- Born: 18 June 1983 (age 42) Quezon City, Philippines
- Genres: Rock, blues, world music, jazz, pop, trip hop, pop rock
- Occupations: musician, producer
- Instruments: Guitar, drums, bass

= Patrick Tirano =

Filipino musician and record producer

Patrick Darroles Tirano, best known simply as "Pat Tirano", is a Filipino musician and, notably, an audio engineer and record producer. He plays music with numerous acts in the Philippine music scene, including Monkeyspank, Archipelago, Soaked in Scissors, and TOI. As a producer, his most notable works include albums by Sponge Cola, Mayonnaise, Cover Me Quick!, and Pupil's "Beautiful Machines" album, for which he was nominated as "Producer of the Year" in the 2006 NU Rock Awards.

==TOI and other projects==
In 2007, Patrick Tirano, singer/writer/host Pauline Diaz, and interior designer/visual artist, Mei Tayengco collaborated to form the project TOI, calling it a "plaything created by three minds". Tayengco acted as manager, Tirano did guitars and Diaz supplied the vocals.
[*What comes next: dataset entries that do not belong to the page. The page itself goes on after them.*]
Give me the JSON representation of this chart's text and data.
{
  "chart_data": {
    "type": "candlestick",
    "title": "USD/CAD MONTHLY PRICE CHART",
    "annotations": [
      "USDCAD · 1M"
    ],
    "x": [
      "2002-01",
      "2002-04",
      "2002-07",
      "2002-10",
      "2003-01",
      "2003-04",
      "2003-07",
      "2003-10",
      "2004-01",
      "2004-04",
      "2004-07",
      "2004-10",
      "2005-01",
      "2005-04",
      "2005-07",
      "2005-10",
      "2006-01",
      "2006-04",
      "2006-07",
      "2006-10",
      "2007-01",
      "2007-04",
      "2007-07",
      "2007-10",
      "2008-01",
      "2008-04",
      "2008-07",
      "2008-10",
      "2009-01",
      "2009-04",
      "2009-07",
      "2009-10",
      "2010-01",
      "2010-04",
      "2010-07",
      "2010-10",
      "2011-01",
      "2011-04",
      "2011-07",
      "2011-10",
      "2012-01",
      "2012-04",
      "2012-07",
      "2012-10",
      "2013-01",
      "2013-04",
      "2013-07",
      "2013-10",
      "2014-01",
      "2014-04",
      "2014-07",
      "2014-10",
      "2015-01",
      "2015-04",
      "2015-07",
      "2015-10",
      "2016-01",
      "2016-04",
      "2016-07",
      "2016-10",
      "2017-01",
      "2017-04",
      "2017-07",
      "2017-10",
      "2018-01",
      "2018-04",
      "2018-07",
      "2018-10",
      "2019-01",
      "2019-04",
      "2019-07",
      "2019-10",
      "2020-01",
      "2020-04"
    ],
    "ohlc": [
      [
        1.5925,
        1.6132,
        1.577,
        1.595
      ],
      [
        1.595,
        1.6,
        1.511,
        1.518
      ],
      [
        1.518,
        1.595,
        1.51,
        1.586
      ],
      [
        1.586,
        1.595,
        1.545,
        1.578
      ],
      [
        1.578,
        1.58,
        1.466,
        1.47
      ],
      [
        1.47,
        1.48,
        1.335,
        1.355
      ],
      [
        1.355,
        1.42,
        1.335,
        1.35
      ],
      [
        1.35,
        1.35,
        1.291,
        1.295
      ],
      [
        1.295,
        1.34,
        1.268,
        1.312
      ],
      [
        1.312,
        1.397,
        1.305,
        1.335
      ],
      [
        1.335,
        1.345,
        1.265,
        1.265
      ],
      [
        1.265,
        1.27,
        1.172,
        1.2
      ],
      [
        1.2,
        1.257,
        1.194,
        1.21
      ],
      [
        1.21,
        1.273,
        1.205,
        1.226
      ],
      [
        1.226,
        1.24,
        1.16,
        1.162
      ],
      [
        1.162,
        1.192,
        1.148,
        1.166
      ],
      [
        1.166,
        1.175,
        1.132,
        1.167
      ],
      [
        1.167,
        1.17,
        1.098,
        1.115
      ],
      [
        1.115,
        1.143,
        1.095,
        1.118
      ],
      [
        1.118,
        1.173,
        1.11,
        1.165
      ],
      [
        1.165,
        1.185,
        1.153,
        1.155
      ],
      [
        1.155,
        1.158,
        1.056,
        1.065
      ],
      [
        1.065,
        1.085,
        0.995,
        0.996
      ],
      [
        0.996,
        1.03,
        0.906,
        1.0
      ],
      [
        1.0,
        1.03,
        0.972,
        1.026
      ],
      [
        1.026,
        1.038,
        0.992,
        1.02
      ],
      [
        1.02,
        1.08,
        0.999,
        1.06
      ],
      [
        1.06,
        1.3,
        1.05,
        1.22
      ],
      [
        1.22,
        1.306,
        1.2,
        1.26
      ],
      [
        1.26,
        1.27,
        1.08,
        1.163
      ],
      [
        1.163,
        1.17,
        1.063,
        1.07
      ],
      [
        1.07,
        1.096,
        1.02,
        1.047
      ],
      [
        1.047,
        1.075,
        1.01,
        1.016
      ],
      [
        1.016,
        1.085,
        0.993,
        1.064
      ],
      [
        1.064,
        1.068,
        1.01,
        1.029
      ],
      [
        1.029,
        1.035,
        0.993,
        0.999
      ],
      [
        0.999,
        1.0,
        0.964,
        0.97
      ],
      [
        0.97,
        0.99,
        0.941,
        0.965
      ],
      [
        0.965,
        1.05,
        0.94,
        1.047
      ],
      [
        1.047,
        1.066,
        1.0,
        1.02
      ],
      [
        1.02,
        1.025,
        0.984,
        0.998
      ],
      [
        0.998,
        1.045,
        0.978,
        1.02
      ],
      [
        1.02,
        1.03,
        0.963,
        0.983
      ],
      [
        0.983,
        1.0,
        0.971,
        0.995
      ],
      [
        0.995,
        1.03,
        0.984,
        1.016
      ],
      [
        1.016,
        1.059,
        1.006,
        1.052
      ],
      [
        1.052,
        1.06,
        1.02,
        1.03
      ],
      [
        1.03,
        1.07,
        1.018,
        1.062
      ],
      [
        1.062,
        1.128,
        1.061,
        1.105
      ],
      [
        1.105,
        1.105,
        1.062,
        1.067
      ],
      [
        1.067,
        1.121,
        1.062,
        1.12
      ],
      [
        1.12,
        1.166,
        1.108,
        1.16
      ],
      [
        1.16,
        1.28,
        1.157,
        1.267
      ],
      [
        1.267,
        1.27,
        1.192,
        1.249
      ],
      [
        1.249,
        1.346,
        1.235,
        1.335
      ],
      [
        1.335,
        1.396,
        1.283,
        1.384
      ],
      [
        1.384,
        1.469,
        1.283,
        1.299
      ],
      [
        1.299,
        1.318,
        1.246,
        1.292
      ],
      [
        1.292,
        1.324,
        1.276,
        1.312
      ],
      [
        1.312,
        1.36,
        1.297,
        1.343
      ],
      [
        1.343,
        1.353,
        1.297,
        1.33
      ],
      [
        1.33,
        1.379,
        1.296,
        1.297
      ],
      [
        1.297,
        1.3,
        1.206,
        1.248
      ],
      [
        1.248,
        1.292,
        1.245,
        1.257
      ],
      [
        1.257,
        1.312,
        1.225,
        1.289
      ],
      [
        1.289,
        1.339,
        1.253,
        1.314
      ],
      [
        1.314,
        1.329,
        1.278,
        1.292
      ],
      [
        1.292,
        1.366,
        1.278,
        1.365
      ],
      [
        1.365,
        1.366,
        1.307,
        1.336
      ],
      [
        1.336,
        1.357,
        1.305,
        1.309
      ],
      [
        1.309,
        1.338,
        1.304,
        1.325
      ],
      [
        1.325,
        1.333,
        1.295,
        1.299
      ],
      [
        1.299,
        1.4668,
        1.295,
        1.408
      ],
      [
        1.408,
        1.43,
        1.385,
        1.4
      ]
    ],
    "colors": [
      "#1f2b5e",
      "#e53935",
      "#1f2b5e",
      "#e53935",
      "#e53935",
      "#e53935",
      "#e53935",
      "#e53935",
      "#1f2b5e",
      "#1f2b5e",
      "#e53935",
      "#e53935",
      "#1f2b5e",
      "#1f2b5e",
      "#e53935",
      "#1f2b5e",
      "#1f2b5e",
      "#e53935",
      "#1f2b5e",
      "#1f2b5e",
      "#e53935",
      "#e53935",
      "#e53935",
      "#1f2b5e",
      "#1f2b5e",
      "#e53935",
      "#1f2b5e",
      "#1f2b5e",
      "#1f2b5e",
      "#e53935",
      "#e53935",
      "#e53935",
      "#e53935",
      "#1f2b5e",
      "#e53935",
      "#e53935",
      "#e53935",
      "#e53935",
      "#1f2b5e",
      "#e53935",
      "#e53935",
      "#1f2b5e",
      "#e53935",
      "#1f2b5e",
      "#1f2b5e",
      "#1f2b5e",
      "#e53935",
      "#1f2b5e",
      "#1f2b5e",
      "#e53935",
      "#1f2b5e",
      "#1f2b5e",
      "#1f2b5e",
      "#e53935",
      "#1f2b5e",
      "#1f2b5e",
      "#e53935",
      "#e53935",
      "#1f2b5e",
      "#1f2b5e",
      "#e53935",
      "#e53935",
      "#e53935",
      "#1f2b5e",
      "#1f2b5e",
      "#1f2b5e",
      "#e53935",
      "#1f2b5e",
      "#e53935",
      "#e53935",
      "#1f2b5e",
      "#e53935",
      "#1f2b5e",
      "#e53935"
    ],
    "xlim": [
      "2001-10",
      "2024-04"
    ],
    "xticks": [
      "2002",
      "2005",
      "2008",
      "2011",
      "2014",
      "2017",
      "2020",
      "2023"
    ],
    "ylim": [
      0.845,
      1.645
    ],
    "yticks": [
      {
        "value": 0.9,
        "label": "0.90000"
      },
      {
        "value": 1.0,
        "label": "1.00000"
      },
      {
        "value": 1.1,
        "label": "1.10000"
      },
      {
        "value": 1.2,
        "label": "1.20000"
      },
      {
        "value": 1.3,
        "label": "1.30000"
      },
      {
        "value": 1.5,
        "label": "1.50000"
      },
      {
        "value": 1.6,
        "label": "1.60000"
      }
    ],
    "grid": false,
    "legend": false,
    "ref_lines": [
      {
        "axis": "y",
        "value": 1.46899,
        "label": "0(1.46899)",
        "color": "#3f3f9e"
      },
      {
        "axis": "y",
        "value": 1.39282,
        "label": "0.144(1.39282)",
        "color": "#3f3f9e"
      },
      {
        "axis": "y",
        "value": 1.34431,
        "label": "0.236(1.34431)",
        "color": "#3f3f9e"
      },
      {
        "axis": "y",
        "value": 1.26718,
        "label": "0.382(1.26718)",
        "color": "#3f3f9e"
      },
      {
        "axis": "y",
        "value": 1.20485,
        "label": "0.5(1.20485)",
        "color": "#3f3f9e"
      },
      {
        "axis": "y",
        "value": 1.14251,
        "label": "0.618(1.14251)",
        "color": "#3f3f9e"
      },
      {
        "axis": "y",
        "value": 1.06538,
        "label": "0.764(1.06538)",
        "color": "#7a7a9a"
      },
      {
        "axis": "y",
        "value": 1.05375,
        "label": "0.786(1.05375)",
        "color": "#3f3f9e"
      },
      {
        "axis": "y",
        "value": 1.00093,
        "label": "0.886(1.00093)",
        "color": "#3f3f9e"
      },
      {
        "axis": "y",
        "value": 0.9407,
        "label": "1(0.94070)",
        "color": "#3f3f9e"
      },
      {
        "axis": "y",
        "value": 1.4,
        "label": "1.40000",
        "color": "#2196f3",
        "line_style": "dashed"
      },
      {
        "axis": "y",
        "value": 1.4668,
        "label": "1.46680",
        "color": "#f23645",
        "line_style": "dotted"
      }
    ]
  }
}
Writer Gabrielle De La Rama-Talan, called TOI's music "a compelling, strange and heady mix of blues and jazz." All of the duo's collaboration efforts took place in Wombworks, a record studio founded by bassist Louie Talan, where TOI recorded the album "Fortune's Fool"

Tirano and Diaz eventually got Salamin bassist Miks Bersales and drummer Archie Asistores, and became Toi's "The Goonies". The foursome began to draw the attention of indie fans, while playing actively in local bars like Route 196, Saguijo, Magnet, and 70s Bistro. Soon, the new band recorded a live session at Wombworks aptly called "Toi and The Goonies Live @ The Womb".

In 2008, Tirano became busy engineering and producing Sponge Cola's third record. He is also still currently working with his bands Monkeyspank, TOI and Archipelago in doing other producing stints.